Wednesday, February 17, 2021

Reflecting on the Pilgrimage

I have grown too accustomed to always having about a hundred books that I own that I have not read. While I like having this home library to choose from when I want a new read, that is a bit too many, isn't it? So I've been trying to make my way through them and reduce the unread books to a lower number. I've owned The Pilgrim's Progress for years, and chose it to finally read now because I thought it would be a quick read. It was not.

Though not something to read just for fun, the book is certainly worth reading from a literary perspective because so many other writers reference it. The one of these which I was most familiar was Little Women (side note: do any of the movie versions keep that theme?); she structures her whole book around the concept of a pilgrim's journey, comparing it to the journey of young women growing into adulthood. John Bunyan's book is also interesting to look at from a faith perspective--but specifically if you are interested in the history of different churches and schools of thought.

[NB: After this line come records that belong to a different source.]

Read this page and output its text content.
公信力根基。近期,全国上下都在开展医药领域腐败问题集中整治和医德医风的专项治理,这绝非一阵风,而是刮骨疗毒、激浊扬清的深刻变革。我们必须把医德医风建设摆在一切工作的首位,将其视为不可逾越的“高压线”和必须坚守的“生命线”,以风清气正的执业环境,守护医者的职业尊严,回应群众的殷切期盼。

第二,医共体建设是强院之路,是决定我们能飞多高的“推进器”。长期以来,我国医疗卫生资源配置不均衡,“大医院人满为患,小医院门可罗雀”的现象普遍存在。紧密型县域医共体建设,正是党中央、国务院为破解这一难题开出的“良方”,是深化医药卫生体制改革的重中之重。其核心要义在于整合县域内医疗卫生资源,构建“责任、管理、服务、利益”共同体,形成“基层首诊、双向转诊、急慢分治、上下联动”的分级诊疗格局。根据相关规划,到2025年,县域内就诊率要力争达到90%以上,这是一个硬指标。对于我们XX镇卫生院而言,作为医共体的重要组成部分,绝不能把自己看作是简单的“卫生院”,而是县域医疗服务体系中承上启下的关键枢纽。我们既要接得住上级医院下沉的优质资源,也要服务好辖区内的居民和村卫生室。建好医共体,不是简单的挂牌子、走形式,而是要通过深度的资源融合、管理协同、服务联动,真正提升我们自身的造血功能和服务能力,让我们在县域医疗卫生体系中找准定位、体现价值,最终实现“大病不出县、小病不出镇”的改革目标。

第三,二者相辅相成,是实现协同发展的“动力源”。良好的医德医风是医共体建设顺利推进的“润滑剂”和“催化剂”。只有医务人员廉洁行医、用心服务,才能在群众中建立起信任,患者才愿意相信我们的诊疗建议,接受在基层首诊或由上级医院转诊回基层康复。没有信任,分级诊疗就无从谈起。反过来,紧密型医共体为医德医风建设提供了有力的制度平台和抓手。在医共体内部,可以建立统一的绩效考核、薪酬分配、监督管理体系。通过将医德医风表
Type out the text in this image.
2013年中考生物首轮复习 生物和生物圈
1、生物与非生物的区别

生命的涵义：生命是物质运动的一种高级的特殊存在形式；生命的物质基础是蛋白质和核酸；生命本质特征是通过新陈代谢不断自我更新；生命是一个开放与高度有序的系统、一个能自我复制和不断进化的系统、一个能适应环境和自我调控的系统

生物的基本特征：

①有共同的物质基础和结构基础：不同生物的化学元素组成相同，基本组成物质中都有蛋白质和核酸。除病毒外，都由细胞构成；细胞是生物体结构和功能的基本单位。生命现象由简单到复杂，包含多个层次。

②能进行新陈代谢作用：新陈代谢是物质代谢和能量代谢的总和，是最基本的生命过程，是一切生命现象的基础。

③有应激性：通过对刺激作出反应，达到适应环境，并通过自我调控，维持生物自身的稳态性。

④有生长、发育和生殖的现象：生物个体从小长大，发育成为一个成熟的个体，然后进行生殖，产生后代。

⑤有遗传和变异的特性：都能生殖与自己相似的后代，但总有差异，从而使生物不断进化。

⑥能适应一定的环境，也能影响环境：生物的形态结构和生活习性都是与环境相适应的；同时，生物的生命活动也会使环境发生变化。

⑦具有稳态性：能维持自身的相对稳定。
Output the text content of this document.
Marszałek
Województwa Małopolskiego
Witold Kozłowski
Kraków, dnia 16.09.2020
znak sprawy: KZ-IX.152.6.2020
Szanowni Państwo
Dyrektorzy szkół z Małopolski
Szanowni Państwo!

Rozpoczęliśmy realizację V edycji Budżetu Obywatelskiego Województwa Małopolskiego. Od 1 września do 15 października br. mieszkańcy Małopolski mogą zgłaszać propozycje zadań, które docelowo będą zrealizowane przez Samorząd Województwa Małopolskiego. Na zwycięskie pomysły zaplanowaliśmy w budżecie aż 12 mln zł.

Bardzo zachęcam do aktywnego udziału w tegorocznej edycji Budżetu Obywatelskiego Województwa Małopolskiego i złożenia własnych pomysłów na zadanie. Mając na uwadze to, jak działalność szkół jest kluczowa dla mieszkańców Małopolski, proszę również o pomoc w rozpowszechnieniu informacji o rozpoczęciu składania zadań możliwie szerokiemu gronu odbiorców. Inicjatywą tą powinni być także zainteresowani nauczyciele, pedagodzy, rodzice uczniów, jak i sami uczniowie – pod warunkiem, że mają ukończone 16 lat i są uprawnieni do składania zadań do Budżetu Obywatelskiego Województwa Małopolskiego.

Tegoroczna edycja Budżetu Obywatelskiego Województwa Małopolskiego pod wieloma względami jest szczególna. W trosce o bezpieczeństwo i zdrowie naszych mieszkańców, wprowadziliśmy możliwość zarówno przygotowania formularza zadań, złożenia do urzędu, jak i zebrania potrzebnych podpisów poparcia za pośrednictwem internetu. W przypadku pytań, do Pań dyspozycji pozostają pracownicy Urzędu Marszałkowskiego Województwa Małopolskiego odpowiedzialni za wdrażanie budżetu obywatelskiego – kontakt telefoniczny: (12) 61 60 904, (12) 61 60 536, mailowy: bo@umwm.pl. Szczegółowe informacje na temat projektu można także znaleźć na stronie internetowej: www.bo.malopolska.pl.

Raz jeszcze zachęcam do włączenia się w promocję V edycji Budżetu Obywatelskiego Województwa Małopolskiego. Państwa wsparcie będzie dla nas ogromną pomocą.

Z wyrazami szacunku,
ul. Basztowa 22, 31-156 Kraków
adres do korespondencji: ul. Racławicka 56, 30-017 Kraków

That was what surprised me most. The First Part was published in 1678, and the 17th century was certainly a time of, um, various opinions about religion. So if I thought about my history beforehand, maybe I would have expected it more. This is also the time that precedes novels as we know them today. So while there is some similarity to a novel, it is more like reading a set of philosophical discussions. I'd definitely, then, recommend reading a copy that has footnotes and/or endnotes to give context and interpretation. The language isn't too difficult if you're used to reading olderish texts (like perhaps the King James Bible, eh?). It's not like reading Paradise Lost. Oh, and The Second Part (even though I never even knew that there was a Second Part and don't think I had ever come across any references to it) I did like more than The First Part in many ways. But that would be its own discussion.

I don't really want to give a book review; I just had to put a couple of reactions out first. What I was more interested in for now was one aspect of the book's content and structure. One of the sometimes tedious elements is the way in which characters are constantly repeating what has happened before. They meet a new character and have to tell them for the tenth time what they've been though--and then the new character also tells how they went though something similar. And then they do it again a few pages later. Like I said, it can make for tedious reading, but it sounds familiar, doesn't it?

It sounds a lot like the first five books of the Bible. There is a lot of repetition there, as well. The laws are stated, then they're stated again. The history of the Israelites' journey is given, then it is given again. Etc. There is a theme there of repetition to emphasize the importance of remembering what has happened or what God has said. So Bunyan uses repetition for a similar purpose, as well. His characters look back on what has happened to them and what they have gone through or been delivered from. They remember how they made it through various travails so that they can have hope that they will make it through future ones, as well. And when they make it through something big, they sing a few verses in recognition of what they have made it through. 

So even though it can be a little tedious to read all of the repetition, I think that is one of the things that stood out to me most from this book. It's like when people today talk of sharing their testimony: it reminds them of how they have been saved and it gives hope to others going through similar things. It is good to remember what has happened to us in the past. It is good to keep it in our remembrance how we have moved out of negative circumstances.